While Capital One is a credit card issuer, Discover is both a credit card issuer and a payment processing network, which is what Capital One needs to authorize transactions. Merging with Discover will allow Capital One the opportunity to end it’s relationship with Mastercard and Visa processing network and use Discover’s network, according to a press release.

“The transaction with Capital One brings together two strong brands with enhanced ability to accelerate growth and maximizes value for our shareholders, enabling them to participate in the tremendous upside of the combined company,” Michael Rhodes, CEO and President of Discover, said. “This agreement underscores the strength of our business and is a testament to the hard work of Discover employees. We look forward to a bright future as part of the Capital One family and to providing expanded opportunities for our loyal customers.”

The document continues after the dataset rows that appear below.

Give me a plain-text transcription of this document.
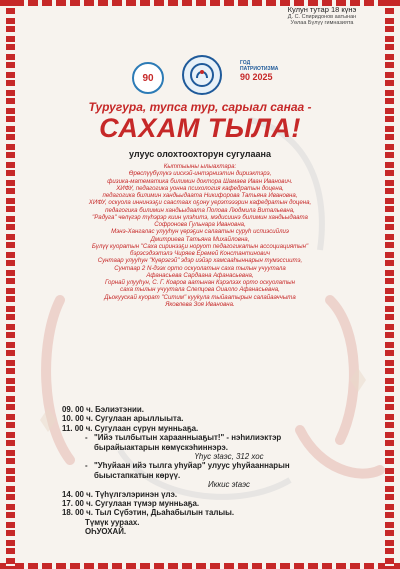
Кулун тутар 18 күнэ
Д. С. Спиридонов аатынан
Уөлаа Бүлүү гимназията
90
ГОД ПАТРИОТИЗМА
90 2025
Туругура, тупса тур, сарыал санаа -
САХАМ ТЫЛА!
улуус олохтоохторун сугулаана
Кыттыыны ылыахтара:
Өрөспүүбүлүкэ иискэй-интэрниэтин дириэктэрэ,
физика-математика билимин доктора Шамаев Иван Иванович.
ХИФУ, педагогика уонна психология кафедратын доцена,
педагогика билимин хандьыдаата Никифорова Татьяна Ивановна,
ХИФУ, оскуола иннинээҕи саастаах оҕону уерэтэээрин кафедратын доцена,
педагогика билимин хандьыдаата Попова Людмила Витальевна,
"Радуга" чөлүгэр түһэрэр киин үлэһитэ, мэдисиинэ билимин хандьыдаата
Софронова Гульнара Ивановна,
Мэнэ-Хангалас улууһун үөрэҕин салаатын суруһ испиэсийлиэ
Дмитриева Татьяна Михайловна,
Бүлүү куоратын "Саха сиринээҕи норуот педагогикатын ассоциациятын"
бэрэсэдээтэлэ Чиряев Еремей Константинович
Сунтаар улууһун "Күөрэгэй" эдэр иэйэр хамсааһыннарын тумэссиитэ,
Сунтаар 2 N-дээх орто оскуолатын саха тылын учуутала
Афанасьева Сардаана Афанасьевна,
Горнай улууһун, С. Г. Ковров аатынан Кэрэлээх орто оскуолатын
саха тылын учуутала Слепцова Оиалло Афанасьевна,
Дьокуускай куорат "Ситим" кууkула тыйаатырын салайааччыта
Яковлева Зоя Ивановна.
09. 00 ч. Бэлиэтэнии.
10. 00 ч. Сугулаан арыллыыта.
11. 00 ч. Сугулаан сүрүн мунньаҕа.
- "Ийэ тылбытын хараанныаҕыт!" - нэһилиэктэр
бырайыактарын көмүскэһиннэрэ.
Үһус эtaэс, 312 хос
- "Уһуйаан ийэ тылга уһуйар" улуус уһуйааннарын
быыстапкатын көрүү.
Иккис эtaэс
14. 00 ч. Түһүлгэлэринэн үлэ.
17. 00 ч. Сугулаан түмэр мунньаҕа.
18. 00 ч. Тыл Сүбэтин, Дьаһабылын талыы.
Түмүк уураах.
ОҺУОХАЙ.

The Consumer Financial Protection Bureau (CFPB) said that the lack of competition “likely contributes to higher rates at the largest credit card companies” and warns of future “service charges and other customer-related fees” after Capital One took in nearly $1.7 billion from such charges and fees.

“Banking giants like Capital One have long exploited the lack of competition to price-gouge families with predatory credit card interest rates and hidden junk fees,” Liz Zelnick, director of the Economic Security & Corporate Power Program at Accountable.US, said. “Even less competition under this merger means these companies will have less incentive to check their greedy practices that nickel and dime consumers into the billions of dollars.”

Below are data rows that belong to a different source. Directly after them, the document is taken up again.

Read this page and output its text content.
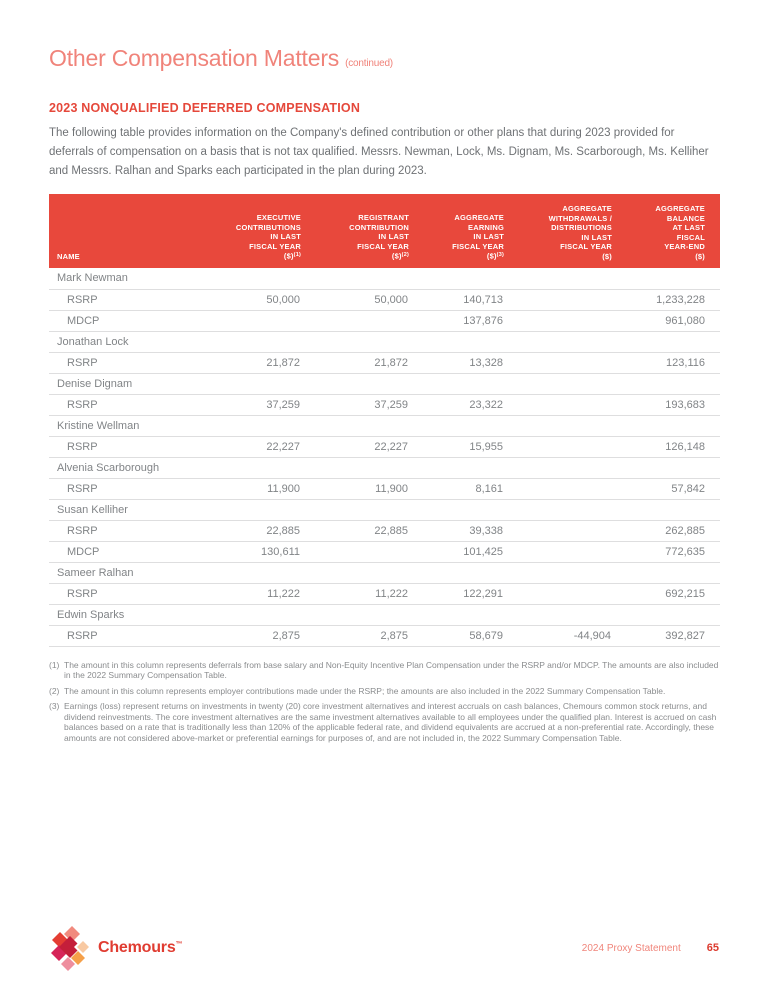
Other Compensation Matters (continued)
2023 NONQUALIFIED DEFERRED COMPENSATION

The following table provides information on the Company's defined contribution or other plans that during 2023 provided for deferrals of compensation on a basis that is not tax qualified. Messrs. Newman, Lock, Ms. Dignam, Ms. Scarborough, Ms. Kelliher and Messrs. Ralhan and Sparks each participated in the plan during 2023.

NAME	EXECUTIVE
CONTRIBUTIONS
IN LAST
FISCAL YEAR
($)$^{(1)}$	REGISTRANT
CONTRIBUTION
IN LAST
FISCAL YEAR
($)$^{(2)}$	AGGREGATE
EARNING
IN LAST
FISCAL YEAR
($)$^{(3)}$	AGGREGATE
WITHDRAWALS /
DISTRIBUTIONS
IN LAST
FISCAL YEAR
($)	AGGREGATE
BALANCE
AT LAST
FISCAL
YEAR-END
($)
Mark Newman					
RSRP	50,000	50,000	140,713		1,233,228
MDCP			137,876		961,080
Jonathan Lock					
RSRP	21,872	21,872	13,328		123,116
Denise Dignam					
RSRP	37,259	37,259	23,322		193,683
Kristine Wellman					
RSRP	22,227	22,227	15,955		126,148
Alvenia Scarborough					
RSRP	11,900	11,900	8,161		57,842
Susan Kelliher					
RSRP	22,885	22,885	39,338		262,885
MDCP	130,611		101,425		772,635
Sameer Ralhan					
RSRP	11,222	11,222	122,291		692,215
Edwin Sparks					
RSRP	2,875	2,875	58,679	-44,904	392,827
(1) The amount in this column represents deferrals from base salary and Non-Equity Incentive Plan Compensation under the RSRP and/or MDCP. The amounts are also included in the 2022 Summary Compensation Table.
(2) The amount in this column represents employer contributions made under the RSRP; the amounts are also included in the 2022 Summary Compensation Table.
(3) Earnings (loss) represent returns on investments in twenty (20) core investment alternatives and interest accruals on cash balances, Chemours common stock returns, and dividend reinvestments. The core investment alternatives are the same investment alternatives available to all employees under the qualified plan. Interest is accrued on cash balances based on a rate that is traditionally less than 120% of the applicable federal rate, and dividend equivalents are accrued at a non-preferential rate. Accordingly, these amounts are not considered above-market or preferential earnings for purposes of, and are not included in, the 2022 Summary Compensation Table.
Chemours™	2024 Proxy Statement 65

The agreement will need to clear regulatory rules, and be approved by the shareholders of both companies along with seeking approval from federal regulators.

“Federal regulators’ appetites for bank mergers is shrinking under the Biden administration, and smaller deals have been abandoned because of regulatory friction,” Aaron Hurd, CNET Money Expert Review Board member, said.

As of now, nothing will change when it comes to Capital One and Discover credit cards.

“Federal regulators should take a hard look into whether this deal runs afoul of antitrust rules at the expense of consumers,” Zelnick said. “It’s a reminder why the Biden Administration’s ongoing efforts to crack down on excessive and hidden junk fees from big banks are a critical step towards lowering costs for Americans.”